Pare comunque che Enrico VI abbia fatto una controproposta ispirata forse dall'esperto delle finanze Cencio, il massimo cui fosse disposto per venir incontro al papa, almeno per quello che riguardava il primo punto: in cambio della rinuncia pontificia ai territori contesi l'imperatore avrebbe garantito al papa entrate fisse e sicure dai proventi di tutte le Chiese. La proposta, considerando realisticamente solo l'aspetto economico e finanziario della faccenda, trascurava però i valori tradizionali e sentimentali, e le vere pretese di dominio del papato; ma se fosse stata accolta, avrebbe certamente liberato la Chiesa dalle accuse mossele così spesso di sfruttare i propri sudditi e i fedeli. Altre richieste inaccettabili della Curia, frequenti malattie del pontefice, la repressione della rivolta contro il dominio tedesco nel Regno, che C. aveva appoggiato per lo meno sul piano propagandistico, infine i preparativi per la crociata impedirono nel 1197 ogni altro tentativo di pacificazione. Quando l'imperatore morì il 28 settembre 1197, gli uomini che più contavano in Curia, basandosi sul Liber censuum, predisposero immediatamente il recupero dei territori contesi nell'Italia centrale e la riconquista delle terre di Matilde, con la conclusione di un'alleanza con la lega tusca. In una delle sue ultime lettere C. invitò la popolazione a liberarsi dalla tirannia tedesca.
In confronto ai rapporti con l'Impero, quelli con gli altri paesi passarono necessariamente in seconda linea. Il papa aveva accolto sotto la sua protezione i re di Francia e d'Inghilterra quando avevano preso la croce e si erano recati in Terrasanta, ma fu anche coinvolto nel conflitto anglofrancese che si riaccese con rinnovata violenza quando Filippo II Augusto, tornato dalla crociata, cominciò a minacciare seriamente i possedimenti inglesi in Francia. Le proteste di C., il quale inviò due cardinali legati, rimasero inascoltate, e il giuramento di fedeltà all'imperatore di Riccardo Cuor di Leone peggiorò la situazione. Quando infine il re di Francia divorziò dalla moglie senza ricorrere al papa e respinse con irritazione ogni intervento di C., questi si vide così privato anche di uno dei più antichi sostegni del papato.

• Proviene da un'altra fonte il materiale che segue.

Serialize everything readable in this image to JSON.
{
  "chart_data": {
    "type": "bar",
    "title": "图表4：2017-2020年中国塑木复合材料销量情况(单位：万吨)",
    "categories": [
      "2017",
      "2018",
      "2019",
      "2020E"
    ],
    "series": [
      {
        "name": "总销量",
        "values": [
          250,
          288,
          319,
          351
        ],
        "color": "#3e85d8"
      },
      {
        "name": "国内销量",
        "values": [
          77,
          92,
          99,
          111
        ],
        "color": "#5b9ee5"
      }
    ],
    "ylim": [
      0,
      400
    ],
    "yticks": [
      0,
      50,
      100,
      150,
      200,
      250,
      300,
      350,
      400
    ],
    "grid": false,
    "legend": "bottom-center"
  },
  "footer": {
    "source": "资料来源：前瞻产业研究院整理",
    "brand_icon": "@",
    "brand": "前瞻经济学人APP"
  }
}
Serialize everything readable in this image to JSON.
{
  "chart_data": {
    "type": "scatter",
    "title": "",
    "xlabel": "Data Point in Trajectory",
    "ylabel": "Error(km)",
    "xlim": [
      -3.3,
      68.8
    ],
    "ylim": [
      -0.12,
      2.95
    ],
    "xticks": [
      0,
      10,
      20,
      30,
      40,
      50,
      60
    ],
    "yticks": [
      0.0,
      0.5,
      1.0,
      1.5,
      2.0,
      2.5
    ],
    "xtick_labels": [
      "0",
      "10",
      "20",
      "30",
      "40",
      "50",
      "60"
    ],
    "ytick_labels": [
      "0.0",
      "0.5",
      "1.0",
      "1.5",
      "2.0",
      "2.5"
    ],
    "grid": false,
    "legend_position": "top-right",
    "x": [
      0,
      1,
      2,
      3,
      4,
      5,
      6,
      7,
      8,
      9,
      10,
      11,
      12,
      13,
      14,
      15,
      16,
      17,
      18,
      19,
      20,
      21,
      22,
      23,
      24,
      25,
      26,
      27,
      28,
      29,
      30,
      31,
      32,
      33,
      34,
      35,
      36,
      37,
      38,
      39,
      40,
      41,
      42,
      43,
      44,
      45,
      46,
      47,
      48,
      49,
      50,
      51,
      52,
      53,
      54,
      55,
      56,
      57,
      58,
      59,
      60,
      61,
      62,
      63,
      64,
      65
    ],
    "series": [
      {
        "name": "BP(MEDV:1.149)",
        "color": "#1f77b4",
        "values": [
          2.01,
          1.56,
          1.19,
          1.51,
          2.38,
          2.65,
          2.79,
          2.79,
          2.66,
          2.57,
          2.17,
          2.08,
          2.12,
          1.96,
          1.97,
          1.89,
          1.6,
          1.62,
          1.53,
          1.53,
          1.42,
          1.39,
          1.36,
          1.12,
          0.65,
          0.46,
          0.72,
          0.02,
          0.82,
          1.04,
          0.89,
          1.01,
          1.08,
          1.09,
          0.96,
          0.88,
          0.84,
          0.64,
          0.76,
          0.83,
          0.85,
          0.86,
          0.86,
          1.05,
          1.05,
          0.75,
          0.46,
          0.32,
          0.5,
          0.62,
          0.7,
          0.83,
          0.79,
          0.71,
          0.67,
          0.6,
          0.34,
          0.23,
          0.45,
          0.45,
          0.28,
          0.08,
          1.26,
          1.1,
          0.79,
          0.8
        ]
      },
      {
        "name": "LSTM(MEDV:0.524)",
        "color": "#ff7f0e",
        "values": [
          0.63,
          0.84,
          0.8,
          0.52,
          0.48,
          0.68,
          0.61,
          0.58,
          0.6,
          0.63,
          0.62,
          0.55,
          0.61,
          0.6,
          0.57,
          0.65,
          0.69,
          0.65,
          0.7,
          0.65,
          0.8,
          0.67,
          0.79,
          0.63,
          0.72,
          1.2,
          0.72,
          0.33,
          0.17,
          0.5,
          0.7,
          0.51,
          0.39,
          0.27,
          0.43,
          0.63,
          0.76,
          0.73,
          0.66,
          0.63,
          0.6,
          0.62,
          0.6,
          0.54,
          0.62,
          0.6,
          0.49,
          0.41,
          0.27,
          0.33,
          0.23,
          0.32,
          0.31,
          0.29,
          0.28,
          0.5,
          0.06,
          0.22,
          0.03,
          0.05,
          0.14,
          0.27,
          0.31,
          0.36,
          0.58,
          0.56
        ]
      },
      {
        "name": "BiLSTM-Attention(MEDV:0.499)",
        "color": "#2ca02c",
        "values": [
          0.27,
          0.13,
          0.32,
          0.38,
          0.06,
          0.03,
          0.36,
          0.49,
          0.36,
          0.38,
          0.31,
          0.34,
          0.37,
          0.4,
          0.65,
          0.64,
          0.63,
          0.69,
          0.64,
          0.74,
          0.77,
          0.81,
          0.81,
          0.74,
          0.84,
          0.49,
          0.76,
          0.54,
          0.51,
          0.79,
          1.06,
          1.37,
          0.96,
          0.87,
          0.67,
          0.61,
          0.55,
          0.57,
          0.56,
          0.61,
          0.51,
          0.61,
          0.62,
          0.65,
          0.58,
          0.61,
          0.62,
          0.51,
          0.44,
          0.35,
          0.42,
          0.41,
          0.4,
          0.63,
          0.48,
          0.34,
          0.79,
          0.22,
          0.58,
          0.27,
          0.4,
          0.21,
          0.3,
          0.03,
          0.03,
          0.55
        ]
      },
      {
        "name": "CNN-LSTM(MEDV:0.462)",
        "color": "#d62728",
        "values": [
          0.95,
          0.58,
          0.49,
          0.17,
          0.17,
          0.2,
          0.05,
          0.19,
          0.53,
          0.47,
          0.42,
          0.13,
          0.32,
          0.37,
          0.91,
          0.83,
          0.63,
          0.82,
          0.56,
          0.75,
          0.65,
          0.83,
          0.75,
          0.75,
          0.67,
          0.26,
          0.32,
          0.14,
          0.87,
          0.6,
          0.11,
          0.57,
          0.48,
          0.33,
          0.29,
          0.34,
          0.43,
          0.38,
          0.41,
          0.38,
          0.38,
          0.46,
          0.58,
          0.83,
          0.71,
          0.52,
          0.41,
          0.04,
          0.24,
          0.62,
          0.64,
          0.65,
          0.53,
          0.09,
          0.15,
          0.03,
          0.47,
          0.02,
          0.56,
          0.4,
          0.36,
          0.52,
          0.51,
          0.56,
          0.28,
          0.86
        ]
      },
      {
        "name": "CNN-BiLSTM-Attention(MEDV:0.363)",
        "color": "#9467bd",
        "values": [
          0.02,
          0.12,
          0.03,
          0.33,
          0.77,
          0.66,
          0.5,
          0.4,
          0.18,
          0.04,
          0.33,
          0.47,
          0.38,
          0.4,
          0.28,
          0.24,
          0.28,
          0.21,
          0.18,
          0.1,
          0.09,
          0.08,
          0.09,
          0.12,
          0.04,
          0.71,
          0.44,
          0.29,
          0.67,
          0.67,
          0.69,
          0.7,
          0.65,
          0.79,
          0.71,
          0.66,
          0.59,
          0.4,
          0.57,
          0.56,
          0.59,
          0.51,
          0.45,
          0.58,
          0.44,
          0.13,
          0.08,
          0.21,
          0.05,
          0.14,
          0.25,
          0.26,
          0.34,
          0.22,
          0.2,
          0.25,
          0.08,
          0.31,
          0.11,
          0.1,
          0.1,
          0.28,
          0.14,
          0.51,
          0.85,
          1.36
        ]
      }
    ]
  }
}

Tutti i tentativi di mediazione tra la Francia e l'Inghilterra ebbero scarso successo. In Inghilterra poi si attirò l'ostilità dell'alto clero quando il suo legato, il vescovo Guglielmo di Ely, si impegnò troppo zelantemente e in modo poco diplomatico a salvaguardare i diritti regi. Il paese più vicino al cuore del pontefice era naturalmente la Spagna, ma C. si dovette rendere conto che non era possibile superare l'egoismo dei principi. Pur adottando un mezzo finora sconosciuto nei confronti del re di León, la concessione cioè a quelli che lo combattevano di un'indulgenza concessa normalmente solo ai crociati, non impedì tuttavia la sconfitta del re di Castiglia da parte dei Mori nei pressi di Alarcos, che costituì un grave colpo per la "reconquista". Fu invece un certo successo il passaggio di Cipro alla Chiesa cattolica verificatosi in seguito alla crociata (1195).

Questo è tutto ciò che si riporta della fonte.